- Born: Katolini Esita Ndagire Kibuka 1922
- Died: 12 May 1985 (aged 62–63)
- Education: Gayaza High School
- Occupations: Activist, Educator
- Known for: Founding the first preschool for African children in Uganda, YWCA leadership, advocacy for women and children
- Children: 4

= Katie Kibuka =

Katolini Esita Ndagire Kibuka, known as Katie Kibuka (1922 – May 12, 1985) was a Ugandan activist in the colonial era. Katie Kibuka advocated for women's rights, while sustaining a passion for children.

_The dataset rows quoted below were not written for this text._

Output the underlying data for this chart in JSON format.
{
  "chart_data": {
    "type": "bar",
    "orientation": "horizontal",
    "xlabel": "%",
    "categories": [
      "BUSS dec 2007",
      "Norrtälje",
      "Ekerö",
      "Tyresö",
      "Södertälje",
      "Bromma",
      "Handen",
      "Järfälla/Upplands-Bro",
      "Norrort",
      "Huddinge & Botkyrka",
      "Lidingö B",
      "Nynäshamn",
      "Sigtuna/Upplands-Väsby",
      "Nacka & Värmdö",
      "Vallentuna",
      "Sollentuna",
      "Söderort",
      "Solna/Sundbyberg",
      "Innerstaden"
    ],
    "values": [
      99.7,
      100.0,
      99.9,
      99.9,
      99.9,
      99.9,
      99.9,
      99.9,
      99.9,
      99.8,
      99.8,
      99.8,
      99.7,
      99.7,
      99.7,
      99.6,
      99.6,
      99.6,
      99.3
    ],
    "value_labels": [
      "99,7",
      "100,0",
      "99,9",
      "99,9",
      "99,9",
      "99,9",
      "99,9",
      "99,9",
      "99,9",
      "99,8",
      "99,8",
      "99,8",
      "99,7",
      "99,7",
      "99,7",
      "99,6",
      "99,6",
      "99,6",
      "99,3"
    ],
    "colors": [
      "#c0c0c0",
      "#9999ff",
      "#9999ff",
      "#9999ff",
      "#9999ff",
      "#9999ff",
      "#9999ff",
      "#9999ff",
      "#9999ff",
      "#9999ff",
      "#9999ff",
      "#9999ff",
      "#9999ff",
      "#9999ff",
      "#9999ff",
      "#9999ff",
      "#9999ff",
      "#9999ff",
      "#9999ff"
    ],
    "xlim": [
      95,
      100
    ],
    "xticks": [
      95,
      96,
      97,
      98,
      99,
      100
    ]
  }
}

== Early life and education ==
Born to a Christian family, which put a great deal of emphasis on education, Katie, a Ganda, attended Gayaza High School, later teaching home economics there.

== Career and activism ==
Having traveled to the United States to study the workings of the Young Women's Christian Association, she was among the founders of the Ugandan chapter, and was actively involved with both the Mothers' Union and the Uganda Council of Women. The Mothers' Union is a movement striving to help support families in need. The YWCA was founded in 1855 and was a social movement that regards such things as civil rights and freedom of women. Katie was an influential President of the important organization. When her husband retired, the couple moved to Nangabo, which is a sub-county in Uganda. There she founded the Nangabo Center as a community meeting place for people in need. The center provided support and encouragement for the education of girls and Katie ran a preschool, as well. Katie felt children were an inspiration to her, as she had four of her own. Katie also served as an interpreter for Mary Ainsworth during her work with Ugandan mothers. Mary Ainsworth was a developmental psychologist in Uganda. Katie had a strong passion for children, which led her to become the founder of a childcare organization from her home. With the help of her supportive husband, she founded the first pre-school for African children in Uganda. She was a productive member of society and was actively involved in her church. She participated in several organizations in her church by helping those in need. She was a part of The Provincial Committee of the Church of Uganda and the Missionary Board of the Church of England. Katie died on May 12, 1985, after living a remarkable and fulfilled life of serving others.